Atlas des visuels documentaires pour comprendre les 155 mesures
Cet atlas n’est plus une liste de visuels à fabriquer : il rassemble douze premiers schémas canoniques, un par famille de mesures. Leur fonction est de rendre visibles les mécanismes que le texte seul oblige à reconstruire mentalement. Ils sont volontairement simples, reproductibles et explicitement qualifiés d’illustrations lorsqu’ils ne représentent pas une donnée observée.
Choisir son niveau de lecture
1. Six questions auxquelles un visuel doit répondre
Un schéma qui n’aide à répondre à aucune de ces questions ne mérite probablement pas de prendre de la place dans un chapitre. La beauté reste souhaitable, mais elle vient après la fonction documentaire.
2. Douze visuels canoniques
Institutions
Administration
Agences / opérateurs
Justice
Santé
Fiscalité
Énergie
Économie
Numérique / IA
Équilibre budgétaire
Aides / transparence
Régimes dérogatoires
3. Réel, proposition ou illustration : trois statuts à ne jamais mélanger
Donnée réelle : le graphique doit donner unité, période, définition et source. Proposition : un avant/après doit marquer clairement l’architecture cible.
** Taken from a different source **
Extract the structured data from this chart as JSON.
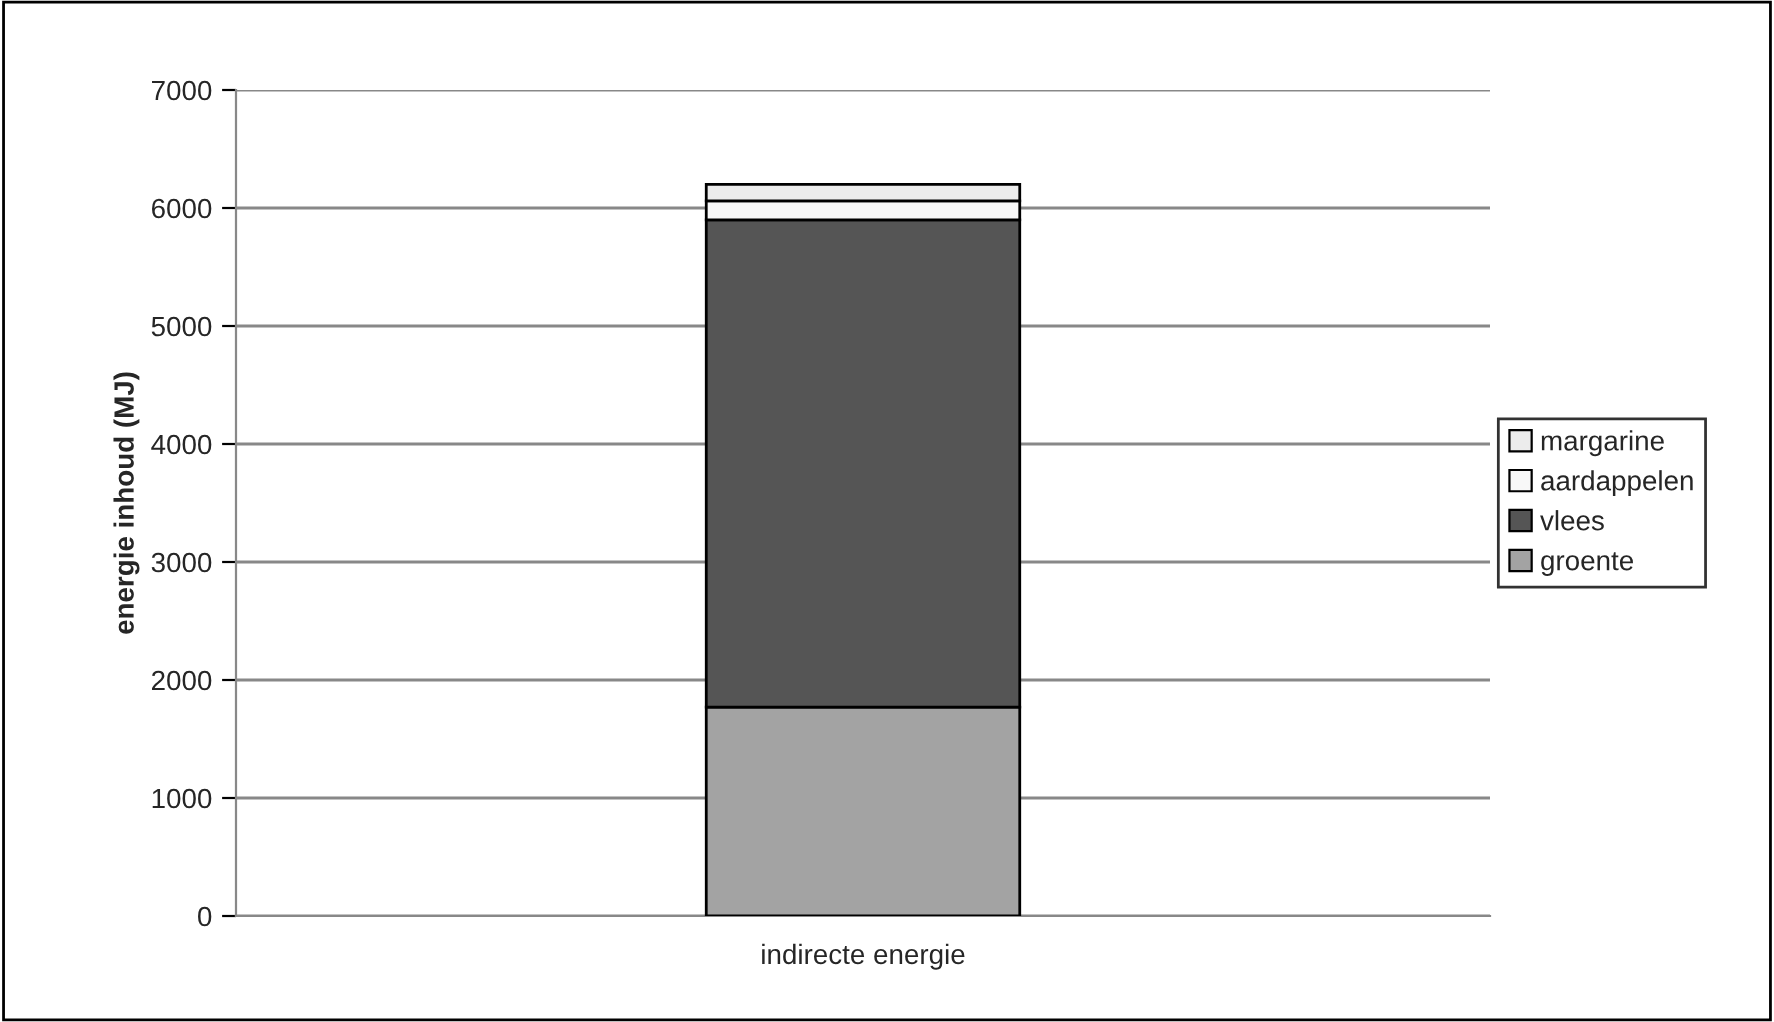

Illustration pédagogique : un schéma conceptuel explique un mécanisme sans prétendre mesurer la réalité. L’Atlas utilise principalement ce troisième statut pour établir une grammaire commune.
4. Comment réutiliser un visuel dans une mesure
Le même langage visuel peut être adapté à plusieurs chapitres, mais son contenu doit rester propre à la mesure. Une mesure de suppression d’agence doit afficher quelles missions disparaissent et lesquelles sont transférées ; une mesure de dette doit afficher la période et la convention de taux ; une mesure d’IA doit indiquer le point de validation humaine. Réutiliser une grammaire n’autorise pas à réutiliser un chiffre ou une conclusion.
5. Prochain niveau : graphiques chiffrés et chronologies réelles
Les prochaines vagues doivent s’appuyer sur le grand livre financier et les sources au point d’usage pour produire des waterfalls brut → transferts → transition → net, des chronologies d’extinction de régimes, des cartes de responsabilités et des trajectoires de dette. Ces objets ne seront publiés comme chiffrés que lorsque les données auront une période et un propriétaire clairement identifiés.
6. Une légende commune pour éviter que le dessin fasse croire davantage que la donnée
Un Atlas de réforme doit indiquer immédiatement le statut de ce qu’il montre. Une donnée observée n’a pas le même statut qu’une architecture cible, et une architecture cible n’a pas le même statut qu’un simple exemple pédagogique. Chaque visuel canonique doit donc afficher une petite légende stable : RÉEL pour une donnée ou organisation documentée ; PROPOSITION pour l’état futur recommandé par Delta-Sierra ; ILLUSTRATION pour un cas fictif destiné à expliquer un mécanisme.
Cette règle est particulièrement importante pour les graphiques « avant / après ». L’avant doit reposer sur une source ou une description vérifiable. L’après doit être explicitement présenté comme cible si la réforme n’existe pas encore. Sinon, la force visuelle du schéma peut involontairement transformer une proposition en fait accompli.
7. Réutiliser sans recopier : un visuel canonique, plusieurs niveaux de lecture
Le même schéma peut apparaître dans une page de mesure et dans l’Atlas, mais son rôle change. Dans la mesure, il doit être compact et répondre à la question locale. Dans l’Atlas, il peut être accompagné de la méthode de construction, des sources, des variantes et des limites. Le fichier ou composant canonique doit rester unique afin d’éviter qu’une correction mette à jour une page mais laisse une ancienne version ailleurs.
Pour chaque visuel chiffré, la fiche de l’Atlas doit conserver : la question à laquelle il répond, la période, l’unité, le périmètre, la source, la formule éventuelle, la date de dernière vérification et les pages qui le réutilisent. Cette métadonnée est presque aussi importante que le dessin lui-même : elle permet de savoir quand un graphique doit être recalculé.
8. Accessibilité : un bon visuel doit rester compréhensible sans le voir
Une personne utilisant un lecteur d’écran doit pouvoir comprendre la conclusion principale sans dépendre des formes ou des couleurs. Les visuels importants doivent donc posséder un texte alternatif ou, pour les schémas complexes, une description voisine qui expose l’information essentielle. La couleur ne doit jamais être le seul code : « coût », « transfert » et « net » doivent être nommés explicitement.
Sur mobile, un schéma doit se réorganiser plutôt que devenir une miniature illisible. Les étapes peuvent passer en colonne ; les étiquettes restent visibles ; une table de données peut accompagner le graphique lorsque la précision compte. L’objectif n’est pas de préserver à tout prix la composition de bureau, mais la compréhension.